Pharmacological characterization of the leukocyte kinetics after intranasal antigen challenge in a guinea pig model of allergic rhinitis.

摘要

OBJECTIVE AND DESIGN: We characterized the leukocyte kinetics after antigen challenge, and investigated the effects of the thromboxane (TX) A2 antagonist seratrodast, the peptide leukotriene (p-LT) antagonist pranlukast, the antihistaminic drug terfenadine and the glucocorticoid dexamethasone on this leukocyte response in a guinea pig model of allergic rhinitis. SUBJECTS: Male Hartley guinea pigs were used. TREATMENT: Intranasally sensitized guinea pigs were challenged once every week for 15 weeks by inhalation of Japanese cedar pollen as the antigen. Dexamethasone and other agents were administered orally 3 and 1 h, respectively, before the 15th challenge. METHODS: The time-related changes in the numbers of differential leukocytes in nasal cavity lavage fluid (NCLF) and in peripheral blood after pollen inhalation challenge were investigated. The effects of the drugs on the antigen-induced changes in the leukocyte counts were evaluated.
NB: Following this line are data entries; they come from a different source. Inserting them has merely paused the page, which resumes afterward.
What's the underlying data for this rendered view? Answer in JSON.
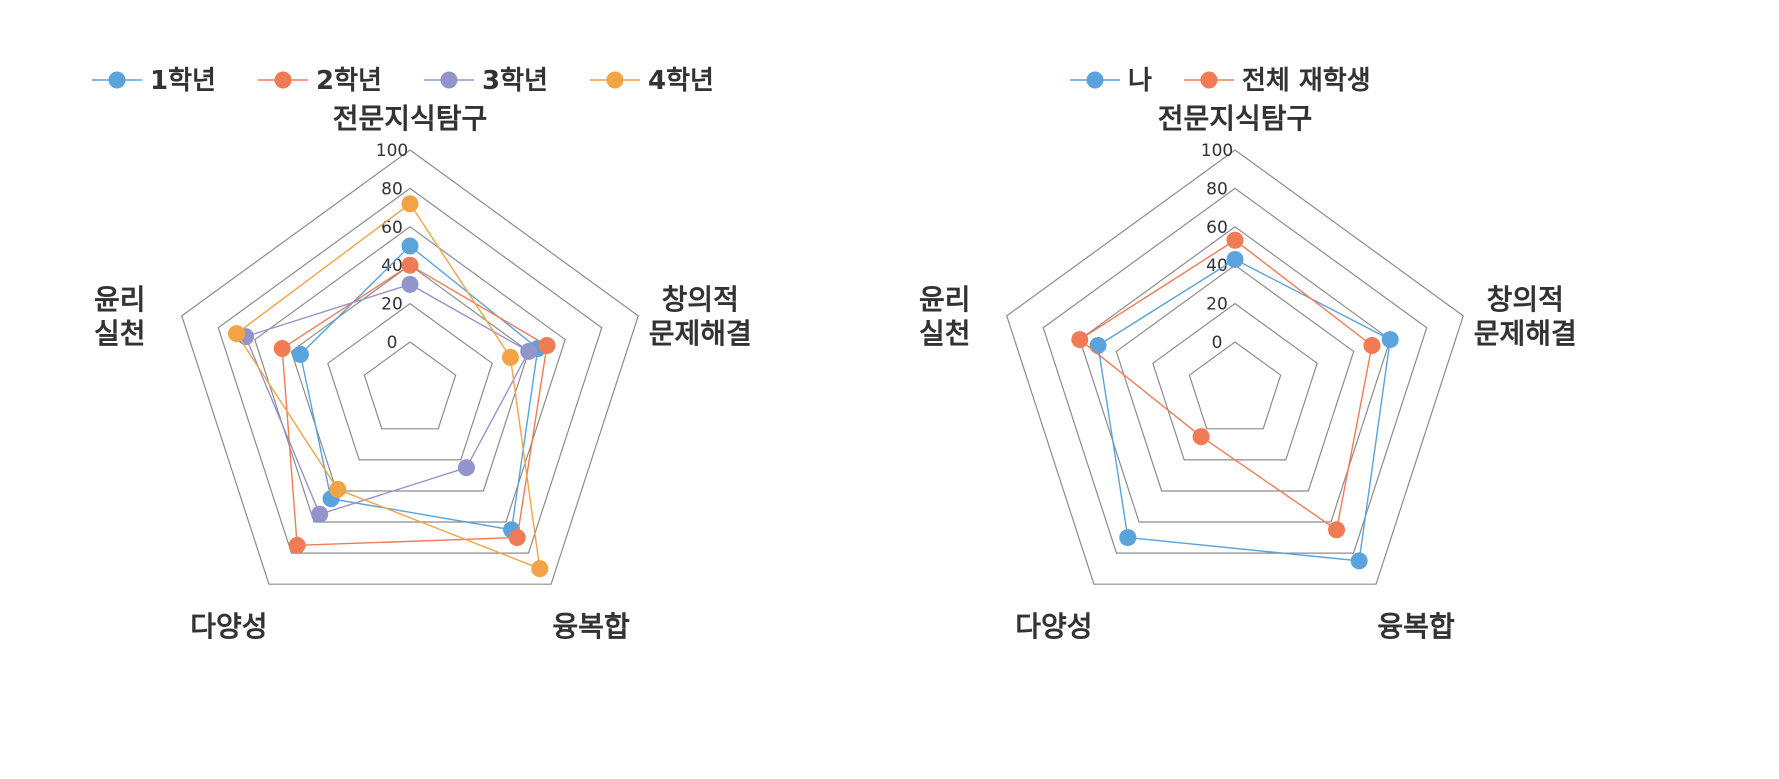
{
  "chart_data": [
    {
      "type": "radar",
      "title": "",
      "axes": [
        "전문지식탐구",
        "창의적\n문제해결",
        "융복합",
        "다양성",
        "윤리\n실천"
      ],
      "ticks": [
        "0",
        "20",
        "40",
        "60",
        "80",
        "100"
      ],
      "rlim": [
        0,
        100
      ],
      "grid": true,
      "legend_position": "top",
      "series": [
        {
          "name": "1학년",
          "color": "#5BA3DC",
          "values": [
            50,
            45,
            65,
            45,
            35
          ]
        },
        {
          "name": "2학년",
          "color": "#F07B54",
          "values": [
            40,
            50,
            70,
            75,
            45
          ]
        },
        {
          "name": "3학년",
          "color": "#9494CC",
          "values": [
            30,
            40,
            25,
            55,
            65
          ]
        },
        {
          "name": "4학년",
          "color": "#F2A444",
          "values": [
            72,
            30,
            90,
            39,
            70
          ]
        }
      ]
    },
    {
      "type": "radar",
      "title": "",
      "axes": [
        "전문지식탐구",
        "창의적\n문제해결",
        "융복합",
        "다양성",
        "윤리\n실천"
      ],
      "ticks": [
        "0",
        "20",
        "40",
        "60",
        "80",
        "100"
      ],
      "rlim": [
        0,
        100
      ],
      "grid": true,
      "legend_position": "top",
      "series": [
        {
          "name": "나",
          "color": "#5BA3DC",
          "values": [
            43,
            60,
            85,
            70,
            50
          ]
        },
        {
          "name": "전체 재학생",
          "color": "#F07B54",
          "values": [
            53,
            50,
            65,
            5,
            60
          ]
        }
      ]
    }
  ]
}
In addition, histopathological examination of the nasal mucosa was also performed 5 h after the challenge. RESULTS: There was a marked increase in the number of leukocytes in NCLF, especially of eosinophils, which peaked at 5 h, after antigen challenge in this model. This response was also accompanied by the peripheral blood eosinophilia and neutrophilia. Seratrodast (30 mg/kg), pranlukast (30 mg/kg) and dexamethasone (10 mg/kg) inhibited the eosinophilia in all of the blood, the nasal mucosa and NCLF seen 5 h after the antigen challenge. Terfenadine (10 mg/kg) had no apparent effect on the blood and the mucosal eosinophilia, although it tended to suppress the eosinophil accumulation in NCLF. CONCLUSIONS: These results suggest that the present model is useful for analyzing the mechanisms of antigen-induced eosinophilic inflammation in allergic rhinitis and that both TXA2 and p-LTs, but not histamine, contribute to the antigen-induced eosinophilia in this model of allergic rhinitis.